Sitting at the entrance of his house, Nasser’s eyes wandered along its walls, and said he does not care about the eviction and is adamant that the repairs be completed despite objections by the settlers.

When asked about living among settlers, Nasser said: “It is like a life between fire and fuel, constantly burning, and there is no way you can reach the stage of coexistence.”

“They came to live among us because they have state-backed procedures aimed at pressuring us psychologically and economically to leave, and we, in return, have a goal to remain here even if this costs us our lives.”

Settler laws

Zuhair Rajabi, the head of the local committee, is in charge of following up with a team of lawyers on a large case load in the Jerusalem Magistrate and District courts. Submitting appeals and monitoring the status of the cases is very expensive.

According to Rajabi, the Palestinian families have petitioned the courts by providing proof of ownership, including documents proving they bought the lands from the Yemeni Jews in 1935.

‘It is like a life between fire and fuel, constantly burning, and there is no way you can reach the stage of coexistence’
– Nasser Rajabi 

“The Yemeni Jews left Batn al-Hawa before the arrival of the [Israeli] occupation,” he continued.  “Now they are fighting us, claiming that we built our homes on Yemeni Jewish lands, and they are demanding that we evacuate them.”

Khalil Tufakji, director of the Maps Department at the Arab Studies Association, explained to MEE that Israel is using several laws to seize the homes of Palestinian residents in Silwan.

In this case, Tufakji said, Israel operates pursuant to a law that stipulates that all real estate owned by Jews in the city (both east and west) before 1948 must be returned to the original Jewish owners or their heirs.

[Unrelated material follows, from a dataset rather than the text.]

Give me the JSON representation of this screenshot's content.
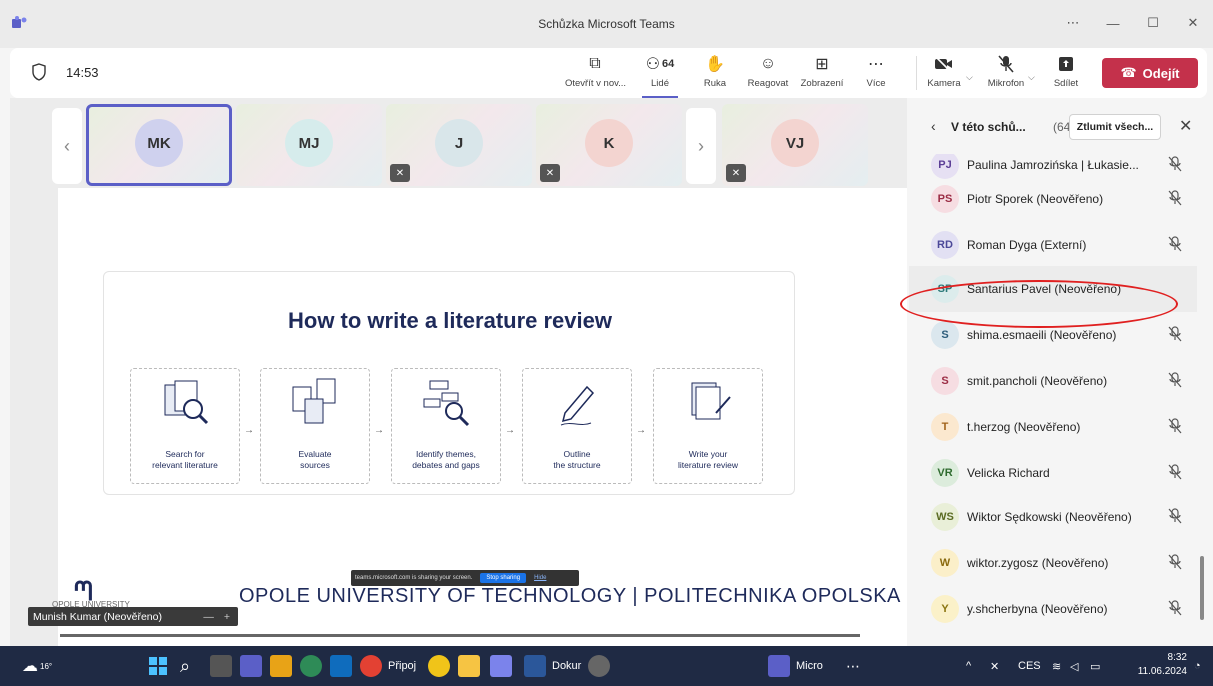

Tafakji stressed the importance of asking ideological questions in dealing with this law: why does Israel forbid Palestinians from retrieving the property it seized from them in 1948?

He said the reason settler groups, backed by the government, target Silwan and have infiltrated it, is due to the town’s proximity to the Old City and its religious and historic importance, which has given Israel’s process of seizing homes in this area an ideological aspect.